Ulus gazetesinde “Bizi sevindiren ve gururlandıran ne varsa, hepsini ona, yaratıcı ve kurtarıcı Atamıza borçluyuz!” diye yazan bu Kemâlperest, “Mustafa Kemal, hiçbir zaman, hiçbir sözünde ve yazısında, ben yaptım demedi.” gibi gerçeğin tam zıddı bir iddiada bulunmaktan çekinmemiştir. Yazar, bu durumu “Münâfıklık” olarak nitelendirerek, bu metinlerin dikkatle okunması gerektiğini ve Milletin gözünün nasıl boyandığının anlaşılması gerektiğini vurgulamaktadır.
“Bu Zatla Konuşulamaz!”: Polemiğin Tırmanışı
Tartışma, Falih Rıfkı’nın 18 Mayıs 1933 tarihli Milliyet’te yayımlanan “Bu Zatla Konuşulamaz!” başlıklı ikinci başmakalesiyle daha da alevlenmiştir. Bu yazıda Atay, edep sınırlarını aşan ifadeler kullanmıştır:
“Karabekir Paşa eğer bir şeyler yapmışsa bile, Mustafa Kemâl’in zoru altında ve onun emri ile yapmıştır! …Böyle bir adamla konuşulmaz: Böyle bir adam ancak bir ders olarak millete teşhir olunur. […] Kafası gurûrdan çatlamış bu adamı tamâmen defnetmeli ki taaffün etmesin! Kendi elile kendi hayatına nihayet veren bu isim, tam ve sağlam defnolmazsa, TAAFFÜN eder.”
Falih Rıfkı, Karabekir’in sükûtunu bozanların bir pusuya bastığını ve rejimin yolundaki tehlikeleri gösterdiğini belirtir. Ona göre Karabekir’in fikri, 1919’daki saray ve Babıâli fikri gibi Türkiye için bir tehlikedir.
Tek Başına Destan Yazan Lider Figürü
Atay, Mustafa Kemal’i tek başına hareket eden ve Millî Mücadele’yi başlatan kahraman olarak tasvir eder:
“19 Mayısta Samsun’da karaya çıkan Mustafa Kemalin, 29 Mayısta emrinde bulunan ve bulunmayan Anadolu ordularına ne emir verdiğini Karabekir’in beşinci mektubunda okudunuz. Bu emrin ihtilâl tarihindeki değeri, o tarihin baş kitabesi olacak kadar büyüktür. […] Düşününüz arkadaşlar, o zaman tek başına Havza kasabasında bulunan bu adam ne yapıyor? Bu adam büyük harbin bütün muzaffer devletlerine karşı, yenilmiş milletler arasında en kolay avlanacağı zannolunan Türk milletine ihtilâl ve harp parolası vermektedir. […] Kalbde ölümü boğazlıyan Yaratıcı Dehâ, Millî Mücâdeleyi (ki o, aslında bir “İhtilâl” idi), 1919’da, tek başına başlattı.”

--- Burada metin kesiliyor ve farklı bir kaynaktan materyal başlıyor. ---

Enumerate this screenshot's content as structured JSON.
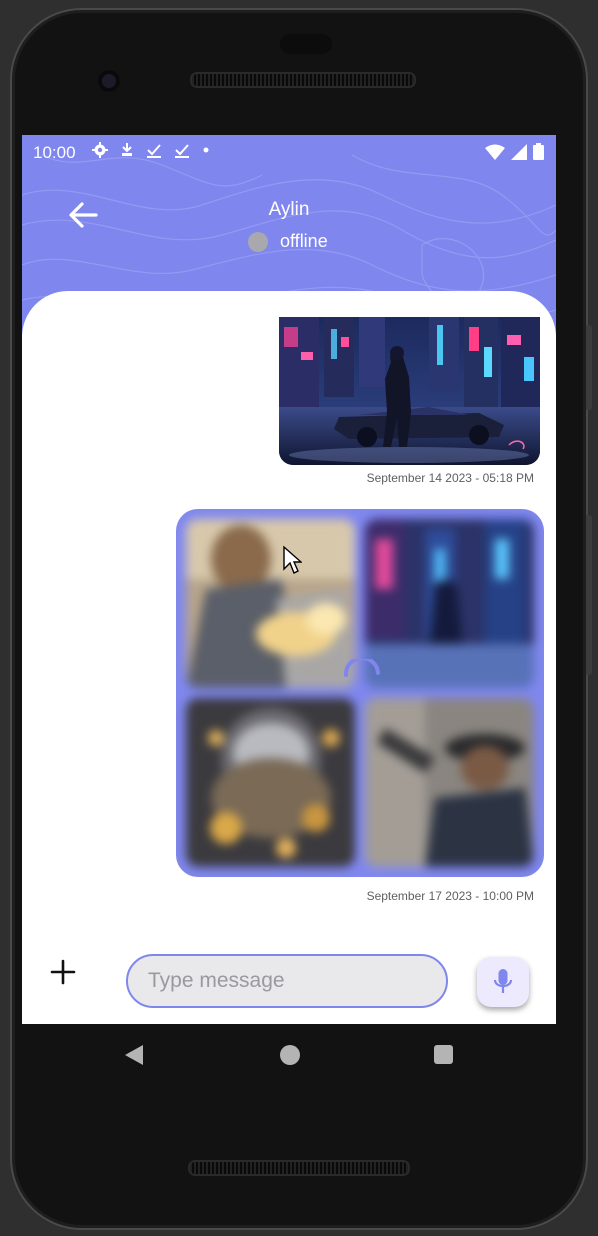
{
  "status_bar": {
    "time": "10:00",
    "icons": [
      "settings-icon",
      "data-saver-icon",
      "download-done-icon",
      "download-done-icon",
      "dot-icon"
    ],
    "right_icons": [
      "wifi-icon",
      "signal-icon",
      "battery-icon"
    ]
  },
  "header": {
    "contact_name": "Aylin",
    "presence": "offline",
    "presence_color": "#a9a9ad",
    "accent_color": "#7f86ee"
  },
  "messages": [
    {
      "type": "image",
      "image": "cyberpunk-city-woman-image",
      "timestamp": "September 14 2023 - 05:18 PM"
    },
    {
      "type": "image-grid",
      "images": [
        "golden-figure-image",
        "neon-city-image",
        "helmet-gold-image",
        "cowboy-gun-image"
      ],
      "loading": true,
      "timestamp": "September 17 2023 - 10:00 PM"
    }
  ],
  "composer": {
    "placeholder": "Type message",
    "value": "",
    "add_icon": "plus-icon",
    "mic_icon": "microphone-icon"
  },
  "nav_bar": [
    "back-triangle-icon",
    "home-circle-icon",
    "recents-square-icon"
  ]
}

“Yedi Düvel’e Karşı Savaş” Anlatısı
Yazıda, Milli Mücadele’nin tüm dünyaya karşı verildiği efsanesi de işlenir:
“Mustafa Kemalin Havzada açtığı şeref ve hürriyet sancağı işte o bahsettiğiniz ihtilâl emridir. Bu sancağın karşısında 700.000.000 vardı. Bu 700 milyonluk âlem içindeki parola: ‘- Türk milleti barbardır!’ parolası idi.”
Mugâlata ve Şef Kültü
Falih Rıfkı, yazısını Atatürk’ü yücelten şu ifadelerle bitirir:
“Dostlarım, eğer Türk milletinin yarattığı bir Şef, İstanbuldan nefyedildiği yahut bir bey bir paşa tarafından davet edildiği için değil, on binlerce senelik [???] Türk tarihinin yüz binlerce şeref ve istiklâl hâtırası onu çağırdığı için Anadolu topraklarına ayak basmış ve üstünde on binlerce [???] senedir hiç bir an, şeref ve istiklâlin kırmızı kanı kurumağa vakit bulmamış olan sancağı açmışsa, o günkü millî vazife onun gölgesine sığınmaktan başka ne olabilirdi?”

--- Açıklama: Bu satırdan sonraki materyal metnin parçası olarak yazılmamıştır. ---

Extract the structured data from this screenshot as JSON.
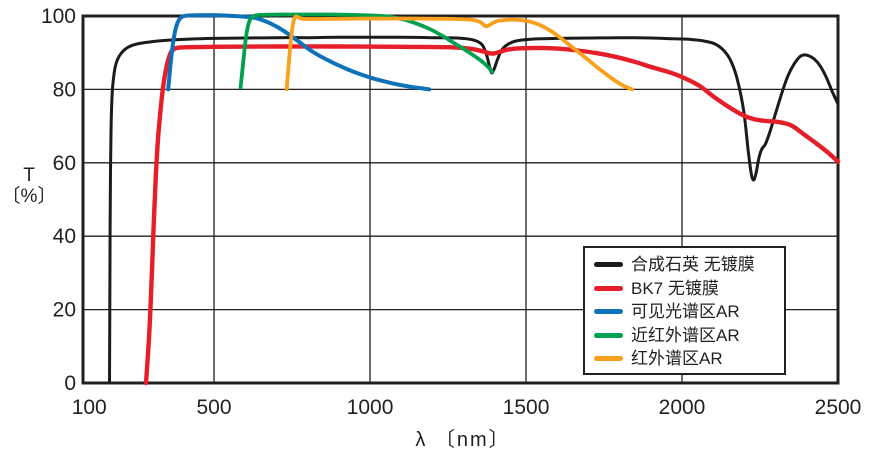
{
  "chart_data": {
    "type": "line",
    "title": "",
    "xlabel": "λ 〔nm〕",
    "ylabel": [
      "T",
      "〔%〕"
    ],
    "xaxis": {
      "domain": [
        80,
        2500
      ],
      "ticks": [
        100,
        500,
        1000,
        1500,
        2000,
        2500
      ],
      "gridlines": [
        500,
        1000,
        1500,
        2000
      ]
    },
    "yaxis": {
      "domain": [
        0,
        100
      ],
      "ticks": [
        0,
        20,
        40,
        60,
        80,
        100
      ],
      "gridlines": [
        20,
        40,
        60,
        80
      ]
    },
    "grid": true,
    "legend_position": "inside-lower-right",
    "axis_color": "#231f20",
    "series": [
      {
        "name": "合成石英 无镀膜",
        "color": "#1b1b1b",
        "width": 3,
        "points": [
          [
            165,
            0
          ],
          [
            166,
            20
          ],
          [
            167,
            42
          ],
          [
            168,
            58
          ],
          [
            170,
            70
          ],
          [
            173,
            78
          ],
          [
            177,
            82.5
          ],
          [
            183,
            86
          ],
          [
            191,
            88.2
          ],
          [
            202,
            89.8
          ],
          [
            216,
            91
          ],
          [
            235,
            91.9
          ],
          [
            260,
            92.5
          ],
          [
            300,
            93
          ],
          [
            350,
            93.4
          ],
          [
            420,
            93.7
          ],
          [
            500,
            93.9
          ],
          [
            600,
            94
          ],
          [
            700,
            94.1
          ],
          [
            800,
            94.1
          ],
          [
            900,
            94.2
          ],
          [
            1000,
            94.2
          ],
          [
            1100,
            94.2
          ],
          [
            1200,
            94.1
          ],
          [
            1280,
            94
          ],
          [
            1330,
            93.5
          ],
          [
            1358,
            92.3
          ],
          [
            1372,
            89.8
          ],
          [
            1383,
            86.3
          ],
          [
            1390,
            84.5
          ],
          [
            1398,
            85.6
          ],
          [
            1408,
            88
          ],
          [
            1422,
            90.7
          ],
          [
            1442,
            92.3
          ],
          [
            1468,
            93.2
          ],
          [
            1520,
            93.7
          ],
          [
            1600,
            93.9
          ],
          [
            1700,
            94
          ],
          [
            1800,
            94.1
          ],
          [
            1900,
            94
          ],
          [
            1970,
            93.8
          ],
          [
            2030,
            93.6
          ],
          [
            2070,
            93.2
          ],
          [
            2105,
            92.4
          ],
          [
            2135,
            90.5
          ],
          [
            2158,
            87.5
          ],
          [
            2178,
            82.5
          ],
          [
            2198,
            74
          ],
          [
            2212,
            63.5
          ],
          [
            2222,
            57
          ],
          [
            2230,
            55.3
          ],
          [
            2238,
            57.5
          ],
          [
            2247,
            61.5
          ],
          [
            2256,
            63.8
          ],
          [
            2268,
            65.2
          ],
          [
            2282,
            68.5
          ],
          [
            2300,
            73.5
          ],
          [
            2320,
            79
          ],
          [
            2340,
            83.8
          ],
          [
            2360,
            87
          ],
          [
            2378,
            88.9
          ],
          [
            2392,
            89.4
          ],
          [
            2408,
            89.1
          ],
          [
            2425,
            88.2
          ],
          [
            2443,
            86.4
          ],
          [
            2462,
            83.4
          ],
          [
            2482,
            79.3
          ],
          [
            2500,
            76
          ]
        ]
      },
      {
        "name": "BK7 无镀膜",
        "color": "#e51e29",
        "width": 4.4,
        "points": [
          [
            282,
            0
          ],
          [
            290,
            10
          ],
          [
            295,
            18
          ],
          [
            299,
            26
          ],
          [
            303,
            35
          ],
          [
            307,
            44
          ],
          [
            311,
            52
          ],
          [
            315,
            59
          ],
          [
            320,
            66
          ],
          [
            326,
            72
          ],
          [
            333,
            78
          ],
          [
            341,
            83
          ],
          [
            350,
            87
          ],
          [
            360,
            89.8
          ],
          [
            372,
            91
          ],
          [
            390,
            91.4
          ],
          [
            420,
            91.5
          ],
          [
            500,
            91.6
          ],
          [
            700,
            91.7
          ],
          [
            900,
            91.7
          ],
          [
            1100,
            91.6
          ],
          [
            1250,
            91.5
          ],
          [
            1320,
            91.1
          ],
          [
            1360,
            90.4
          ],
          [
            1385,
            89.8
          ],
          [
            1398,
            89.8
          ],
          [
            1415,
            90.2
          ],
          [
            1445,
            90.9
          ],
          [
            1485,
            91.2
          ],
          [
            1545,
            91.3
          ],
          [
            1605,
            91.1
          ],
          [
            1665,
            90.6
          ],
          [
            1725,
            89.9
          ],
          [
            1785,
            88.9
          ],
          [
            1845,
            87.6
          ],
          [
            1905,
            86
          ],
          [
            1955,
            84.8
          ],
          [
            2005,
            83.2
          ],
          [
            2055,
            81
          ],
          [
            2105,
            77.8
          ],
          [
            2150,
            75.2
          ],
          [
            2195,
            73
          ],
          [
            2230,
            71.9
          ],
          [
            2270,
            71.4
          ],
          [
            2310,
            71.1
          ],
          [
            2350,
            70.2
          ],
          [
            2390,
            67.8
          ],
          [
            2430,
            65.3
          ],
          [
            2465,
            63
          ],
          [
            2500,
            60.3
          ]
        ]
      },
      {
        "name": "可见光谱区AR",
        "color": "#0e72b8",
        "width": 4,
        "points": [
          [
            353,
            80
          ],
          [
            358,
            84.5
          ],
          [
            364,
            89.5
          ],
          [
            371,
            94
          ],
          [
            379,
            97.2
          ],
          [
            388,
            99
          ],
          [
            398,
            99.8
          ],
          [
            412,
            100.1
          ],
          [
            450,
            100.2
          ],
          [
            510,
            100.2
          ],
          [
            560,
            100
          ],
          [
            600,
            99.8
          ],
          [
            635,
            99.4
          ],
          [
            670,
            98.4
          ],
          [
            705,
            96.9
          ],
          [
            740,
            95
          ],
          [
            775,
            92.8
          ],
          [
            810,
            90.6
          ],
          [
            850,
            88.6
          ],
          [
            890,
            86.9
          ],
          [
            930,
            85.4
          ],
          [
            970,
            84.1
          ],
          [
            1010,
            83
          ],
          [
            1060,
            81.9
          ],
          [
            1110,
            81
          ],
          [
            1155,
            80.4
          ],
          [
            1190,
            80
          ]
        ]
      },
      {
        "name": "近红外谱区AR",
        "color": "#00a14e",
        "width": 3.8,
        "points": [
          [
            585,
            80.5
          ],
          [
            590,
            84.5
          ],
          [
            596,
            89.5
          ],
          [
            602,
            94
          ],
          [
            609,
            97.3
          ],
          [
            617,
            99.2
          ],
          [
            628,
            100
          ],
          [
            650,
            100.3
          ],
          [
            720,
            100.4
          ],
          [
            800,
            100.4
          ],
          [
            880,
            100.4
          ],
          [
            950,
            100.3
          ],
          [
            1020,
            100.1
          ],
          [
            1070,
            99.7
          ],
          [
            1110,
            99
          ],
          [
            1150,
            97.9
          ],
          [
            1190,
            96.5
          ],
          [
            1230,
            94.7
          ],
          [
            1270,
            92.6
          ],
          [
            1310,
            90.5
          ],
          [
            1350,
            88.2
          ],
          [
            1375,
            86.4
          ],
          [
            1392,
            84.8
          ]
        ]
      },
      {
        "name": "红外谱区AR",
        "color": "#f9a01f",
        "width": 3.8,
        "points": [
          [
            733,
            80
          ],
          [
            737,
            84.5
          ],
          [
            742,
            89.5
          ],
          [
            747,
            94
          ],
          [
            752,
            97.3
          ],
          [
            757,
            99.2
          ],
          [
            763,
            99.9
          ],
          [
            771,
            99.6
          ],
          [
            790,
            99.2
          ],
          [
            860,
            99.2
          ],
          [
            960,
            99.3
          ],
          [
            1060,
            99.3
          ],
          [
            1160,
            99.3
          ],
          [
            1260,
            99.2
          ],
          [
            1325,
            99
          ],
          [
            1352,
            98.4
          ],
          [
            1372,
            97.2
          ],
          [
            1392,
            98
          ],
          [
            1412,
            98.7
          ],
          [
            1455,
            99
          ],
          [
            1500,
            98.7
          ],
          [
            1540,
            97.7
          ],
          [
            1580,
            95.9
          ],
          [
            1620,
            93.4
          ],
          [
            1660,
            90.7
          ],
          [
            1700,
            88
          ],
          [
            1740,
            85.2
          ],
          [
            1780,
            82.7
          ],
          [
            1812,
            81
          ],
          [
            1840,
            80
          ]
        ]
      }
    ]
  }
}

18 Mayıs 1933 tarihli Milliyet gazetesinin sayfa düzeni de bu polemiği yansıtmaktadır. Sayfanın solunda Falih Rıfkı’nın (Atay) “Bu zatla Konuşulamaz!” yazısı, sağ tarafında Gaziantep Mebusu Selânikli Nuri Bey’in (Conker) “Büyük bir deha ve onun âlemşümul zaferleri elbette ki küçücük beyin kaplarına sığmaz!” başlıklı mektubu ve ortada Kâzım Karabekir Paşa’nın artık mektup göndermeyi kestiğine dair bir izahat yer almaktadır.